Mustapha Chellali1, Nader Jafari Rad2
1LAMDA-RO Laboratory, Department of Mathematics University of Blida. B.P. 270, Blida, Algeria.
2Department of Mathematics, Shahrood University of Technology, Shahrood, Iran and School of Mathematics, Institute for Research in Fundamental Sciences (IPM) P.O. Box 19395-5746, Tehran, Iran

Abstract

A \emph{2-rainbow dominating function} of a graph \( G \) is a function \( g \) that assigns to each vertex a set of colors chosen from the set \( \{1, 2\} \) so that for each vertex \( v \) with \( g(v) = \emptyset \) we have \( \cup_{u \in N(v)} g(u) = \{1, 2\} \). The minimum of \( g(V(G)) = \sum_{v \in V(G)} |g(v)| \) over all such functions is called the \emph{2-rainbow domination number} \( \gamma_{r2}(G) \). A 2-rainbow dominating function \( g \) of a graph \( G \) is independent if no two vertices assigned non-empty sets are adjacent.
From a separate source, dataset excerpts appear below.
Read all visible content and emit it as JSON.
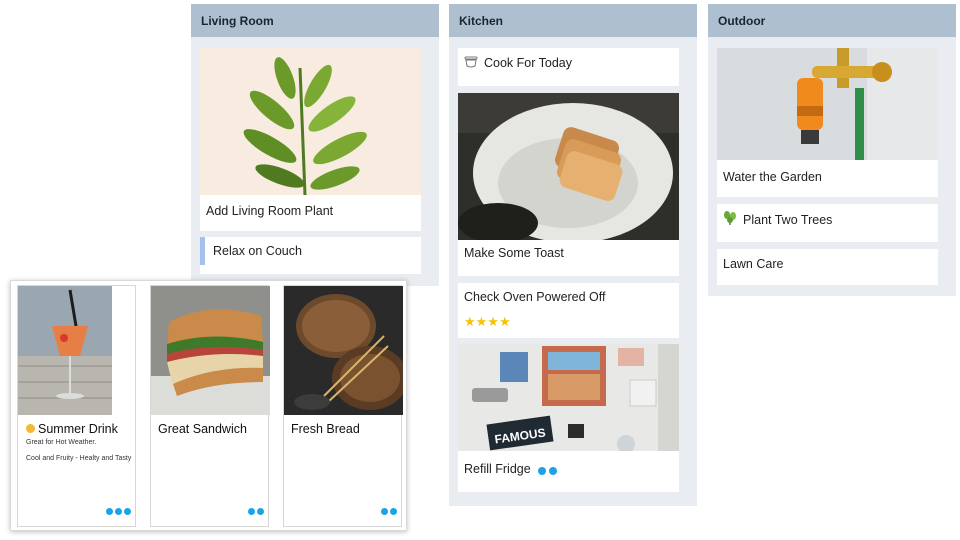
{
  "columns": {
    "living": {
      "title": "Living Room",
      "cards": {
        "plant": {
          "title": "Add Living Room Plant"
        },
        "couch": {
          "title": "Relax on Couch"
        }
      }
    },
    "kitchen": {
      "title": "Kitchen",
      "cards": {
        "cook": {
          "title": "Cook For Today",
          "icon": "cooking-pot-icon"
        },
        "toast": {
          "title": "Make Some Toast"
        },
        "oven": {
          "title": "Check Oven Powered Off",
          "rating": 4,
          "rating_text": "★★★★"
        },
        "fridge": {
          "title": "Refill Fridge",
          "dots": 2,
          "magnet_text": "FAMOUS"
        }
      }
    },
    "outdoor": {
      "title": "Outdoor",
      "cards": {
        "water": {
          "title": "Water the Garden"
        },
        "trees": {
          "title": "Plant Two Trees",
          "icon": "sprout-icon"
        },
        "lawn": {
          "title": "Lawn Care"
        }
      }
    }
  },
  "popup": {
    "cards": [
      {
        "title": "Summer Drink",
        "icon": "sun-icon",
        "desc1": "Great for Hot Weather.",
        "desc2": "Cool and Fruity - Healty and Tasty",
        "dots": 3
      },
      {
        "title": "Great Sandwich",
        "dots": 2
      },
      {
        "title": "Fresh Bread",
        "dots": 2
      }
    ]
  },
  "colors": {
    "column_bg": "#e9edf2",
    "header_bg": "#aec0cf",
    "accent_blue": "#a6c0ee",
    "dot_blue": "#1aa3e8",
    "star_yellow": "#f5c400"
  }
}
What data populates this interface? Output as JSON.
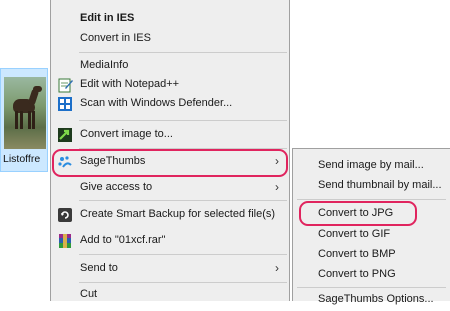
{
  "file": {
    "name": "Listoffre"
  },
  "menu": {
    "items": [
      {
        "label": "Edit in IES",
        "bold": true
      },
      {
        "label": "Convert in IES"
      },
      {
        "label": "MediaInfo"
      },
      {
        "label": "Edit with Notepad++",
        "icon": "notepad-icon"
      },
      {
        "label": "Scan with Windows Defender...",
        "icon": "defender-shield-icon"
      },
      {
        "label": "Convert image to...",
        "icon": "convert-arrow-icon"
      },
      {
        "label": "SageThumbs",
        "icon": "sagethumbs-icon",
        "submenu": true
      },
      {
        "label": "Give access to",
        "submenu": true
      },
      {
        "label": "Create Smart Backup for selected file(s)",
        "icon": "backup-icon"
      },
      {
        "label": "Add to \"01xcf.rar\"",
        "icon": "winrar-icon"
      },
      {
        "label": "Send to",
        "submenu": true
      },
      {
        "label": "Cut"
      }
    ]
  },
  "submenu": {
    "items": [
      {
        "label": "Send image by mail..."
      },
      {
        "label": "Send thumbnail by mail..."
      },
      {
        "label": "Convert to JPG"
      },
      {
        "label": "Convert to GIF"
      },
      {
        "label": "Convert to BMP"
      },
      {
        "label": "Convert to PNG"
      },
      {
        "label": "SageThumbs Options..."
      }
    ]
  },
  "colors": {
    "highlight": "#e0245e",
    "menu_bg": "#eeeeee",
    "selection": "#cce8ff"
  },
  "icons": {
    "arrow": "›"
  }
}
The \emph{independent 2-rainbow domination number} \( i_{r2}(G) \) is the minimum weight of an independent 2-rainbow dominating function of \( G \). In this paper, we study independent 2-rainbow domination in graphs. We present some bounds and relations with other domination parameters.

Keywords: 2-rainbow domination, independent 2-rainbow domi- nation, Roman domination, independent Roman domination.